01-18-2013 11:30 AM
I am trying to analyze some ranked data, but I am not sure of the best way to go about it.
I have a variable that has 34 different choices. The respondent is to select their top 5 choices and rank them in order of preference (1 is highest preference, 2 is second preference, etc.). My goal is to compare respondents and see if anyone is similar to someone else. I can easily tell if a certain choice is chosen more often than others by running a frequency table in PROC FREQ, but I am not sure how to incorporate the ranks. Does anyone know of a statistical approach to solve this analysis? I really have no idea where to even begin.
01-19-2013 04:34 PM
I don't have an answer to your problem. Your problem requires that you specify what you mean by persons being similar to one another.

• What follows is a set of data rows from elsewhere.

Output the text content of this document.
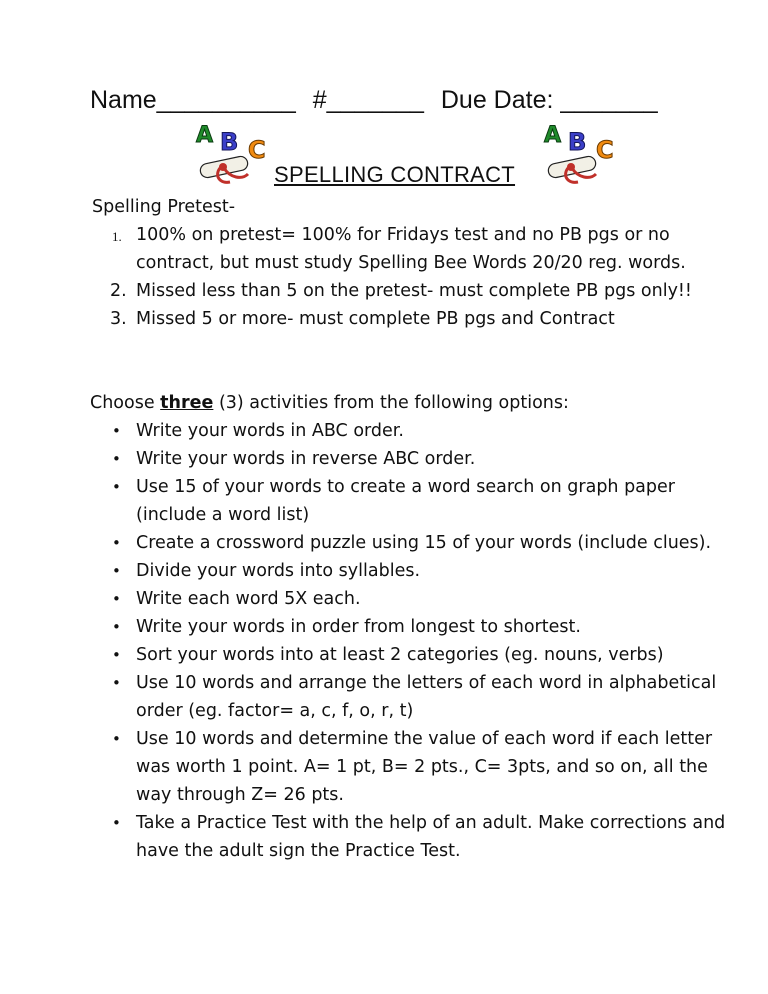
Name__________ #_______ Due Date: _______
A B C
SPELLING CONTRACT
A B C
Spelling Pretest-
1. 100% on pretest= 100% for Fridays test and no PB pgs or no contract, but must study Spelling Bee Words 20/20 reg. words.
2. Missed less than 5 on the pretest- must complete PB pgs only!!
3. Missed 5 or more- must complete PB pgs and Contract
Choose three (3) activities from the following options:
• Write your words in ABC order.
• Write your words in reverse ABC order.
• Use 15 of your words to create a word search on graph paper (include a word list)
• Create a crossword puzzle using 15 of your words (include clues).
• Divide your words into syllables.
• Write each word 5X each.
• Write your words in order from longest to shortest.
• Sort your words into at least 2 categories (eg. nouns, verbs)
• Use 10 words and arrange the letters of each word in alphabetical order (eg. factor= a, c, f, o, r, t)
• Use 10 words and determine the value of each word if each letter was worth 1 point. A= 1 pt, B= 2 pts., C= 3pts, and so on, all the way through Z= 26 pts.
• Take a Practice Test with the help of an adult. Make corrections and have the adult sign the Practice Test.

If you have 34 choices, and if you select 5 of them to rank from 1 to 5, the total number of such ranked choices is the number of permutations of 34 items taken 5 at a time = 34!/(34-5)! = 34*33*32*31*30 = 33,390,720. Because these permutations preserve the order of the ranked choices, two persons could select the same set of five items but rank each of these items differently so that they would be similar/identical in their choices but not similar in how they ranked these choices. Thus, you should specify how you determine how someone is "similar" to someone else and which similarity criterion is most important to you--similarity in the choices or similarity in the ranking of those choices. For example, persons A and B could have selected the same five choices but have ranked them in an exact opposite order; person C could have selected four of the same five choices as person B and ranked those four choices identically to person B's ranking of these four choices. Is person A more similar than person C to person B? Or, vice-versa?